Das bekannte Narkosemittel Ketamin bringt neue Hoffnung für depressive Menschen. Das seit Jahrzehnten in der Anästhesie eingesetzte Medikament kann selbst bei therapieresistenten Patienten die Symptome einer schweren Depression lindern - die hohen Erfolgsraten und das schnelle Ansprechen auf die Infusionen sind für Fachleute sowie Betroffene sehr überraschend.
Ursache und Therapie von Depressionen
Laut Schätzung der Weltgesundheitsorganisation (2004) sind weltweit 151 Millionen Menschen von einer Depression betroffen, Tendenz steigend. Allein in Deutschland geht man von ca. 6 Millionen Betroffenen aus.
Die Ursachen sind vielfältig und die Krankheit beeinträchtigt die Betroffenen in Ihrem Alltag extrem - in vielen Fällen führen Depressionen bis hin zu Selbstmordgedanken oder Suizid. Die gängigen Therapien können leider nicht jedem Betroffenen helfen. Fast alle Antidepressiva basieren auf einem ähnlichen Wirkungsmechanismus, daher bringt auch ein Wechsel des Präparats oft keine Verbesserung mit sich. Viele Patienten suchen deshalb nach einer alternativen Therapie mit herkömmlichen Medikamenten.
Für Patienten, die auf die gebräuchlichen Antidepressiva reagieren, kann die Wirkung dieser Medikamente positiv lebensverändernd sein. Patienten, die aber aus bisher unbekannten Gründen keine ausreichende Wirkung verspüren, können nun unter Umständen von der positiven Wirkung des Ketamins profitieren.
Behandlung mit Ketamin
Ketamin wird bereits seit den 70er Jahren als intravenöses Narkosemittel eingesetzt, auch heute findet es noch in der Anästhesiologie Anwendung.

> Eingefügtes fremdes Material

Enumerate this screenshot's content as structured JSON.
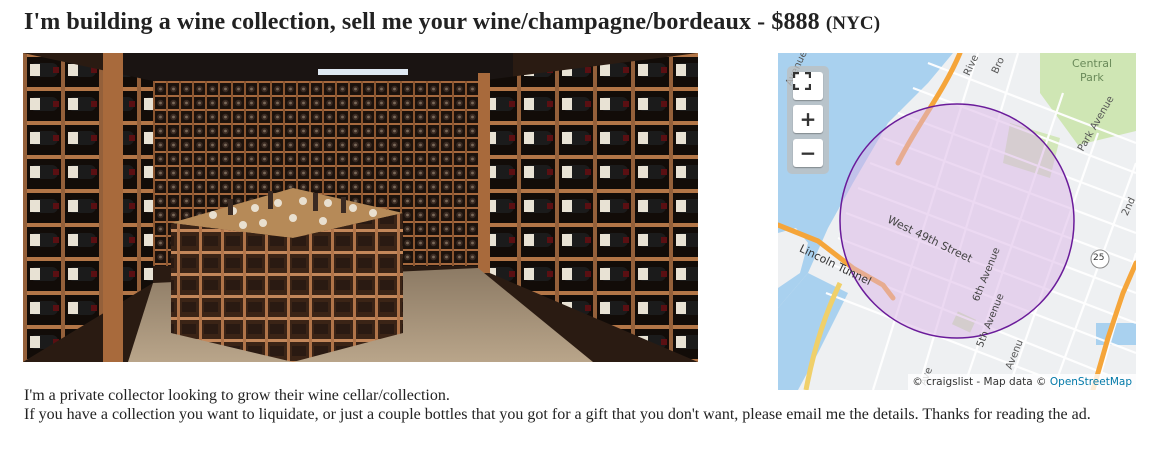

Im Jahre 2006 berichteten Carlos Zarate und seine Kollegen vom amerikanischen National Institute for Mental Health, dem weltweit größten Forschungszentrum für psychische Störungen, über ihre Ergebnisse in einer Gruppe von 18 depressiven Patienten. Einen Tag nach einer einmaligen intravenösen Ketamin-Dosis zeigten 71% ihrer Patienten eine positive Reaktion in Bezug auf ihre depressiven Symptome und bei 29% trat eine vollständige Besserung ein.
Studien zeigen, dass die Behandlung mit Ketamin erfolgsversprechend ist (© WavebreakMediaMicro - Fotolia)

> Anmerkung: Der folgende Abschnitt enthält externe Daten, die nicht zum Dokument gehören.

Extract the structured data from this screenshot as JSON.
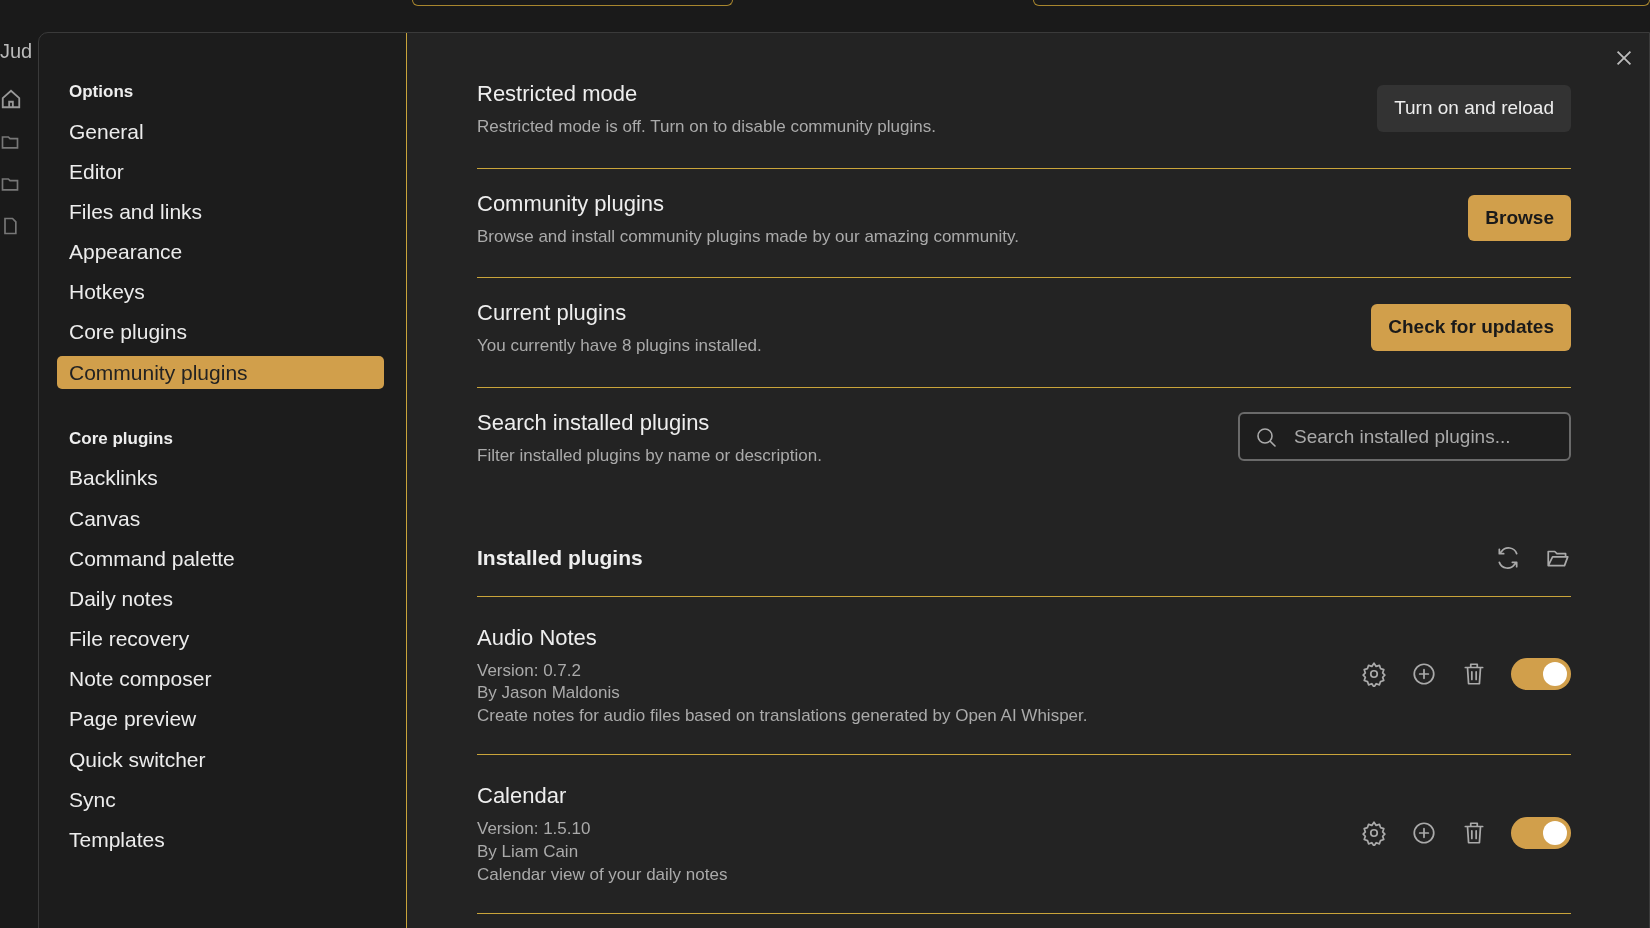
{
  "background_app": {
    "vault_name": "Jud"
  },
  "sidebar": {
    "sections": [
      {
        "heading": "Options",
        "items": [
          {
            "label": "General",
            "selected": false
          },
          {
            "label": "Editor",
            "selected": false
          },
          {
            "label": "Files and links",
            "selected": false
          },
          {
            "label": "Appearance",
            "selected": false
          },
          {
            "label": "Hotkeys",
            "selected": false
          },
          {
            "label": "Core plugins",
            "selected": false
          },
          {
            "label": "Community plugins",
            "selected": true
          }
        ]
      },
      {
        "heading": "Core plugins",
        "items": [
          {
            "label": "Backlinks",
            "selected": false
          },
          {
            "label": "Canvas",
            "selected": false
          },
          {
            "label": "Command palette",
            "selected": false
          },
          {
            "label": "Daily notes",
            "selected": false
          },
          {
            "label": "File recovery",
            "selected": false
          },
          {
            "label": "Note composer",
            "selected": false
          },
          {
            "label": "Page preview",
            "selected": false
          },
          {
            "label": "Quick switcher",
            "selected": false
          },
          {
            "label": "Sync",
            "selected": false
          },
          {
            "label": "Templates",
            "selected": false
          }
        ]
      }
    ]
  },
  "settings": [
    {
      "kind": "button",
      "title": "Restricted mode",
      "description": "Restricted mode is off. Turn on to disable community plugins.",
      "button": {
        "label": "Turn on and reload",
        "primary": false
      }
    },
    {
      "kind": "button",
      "title": "Community plugins",
      "description": "Browse and install community plugins made by our amazing community.",
      "button": {
        "label": "Browse",
        "primary": true
      }
    },
    {
      "kind": "button",
      "title": "Current plugins",
      "description": "You currently have 8 plugins installed.",
      "button": {
        "label": "Check for updates",
        "primary": true
      }
    },
    {
      "kind": "search",
      "title": "Search installed plugins",
      "description": "Filter installed plugins by name or description.",
      "placeholder": "Search installed plugins..."
    }
  ],
  "installed": {
    "heading": "Installed plugins",
    "plugins": [
      {
        "name": "Audio Notes",
        "version": "Version: 0.7.2",
        "author": "By Jason Maldonis",
        "description": "Create notes for audio files based on translations generated by Open AI Whisper.",
        "enabled": true
      },
      {
        "name": "Calendar",
        "version": "Version: 1.5.10",
        "author": "By Liam Cain",
        "description": "Calendar view of your daily notes",
        "enabled": true
      }
    ]
  }
}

Der Erfolg in der Placebogruppe war hingegen gleich Null. Umso faszinierender ist die Tatsache, dass alle Probanden zuvor mindestens zwei konventionelle Antidepressiva erfolglos ausprobiert hatten.
Seither ist das Interesse an der Untersuchung der antidepressiven Eigenschaften von Ketamin enorm gestiegen. In den letzten Jahren gab es zahlreiche Untersuchungen mit Betroffenen, die an einer behandlungsresistenten Depression litten. Mit nur einer Ausnahme haben alle Studien die Wirksamkeit von Ketamin als Antidepressivum bestätigt.
Es zeigte sich bei einem hohen Prozentsatz der Probanden durchweg eine schnelle Auswirkung auf die Symptome, die allerdings unterschiedlich lange anhielt. Ebenso erwies sich, dass Ketamin für die Behandlung sowohl der unipolaren Depression wie auch der bipolaren Störung geeignet ist, ohne das es bei letzteren das Risiko einer Manie verstärkt.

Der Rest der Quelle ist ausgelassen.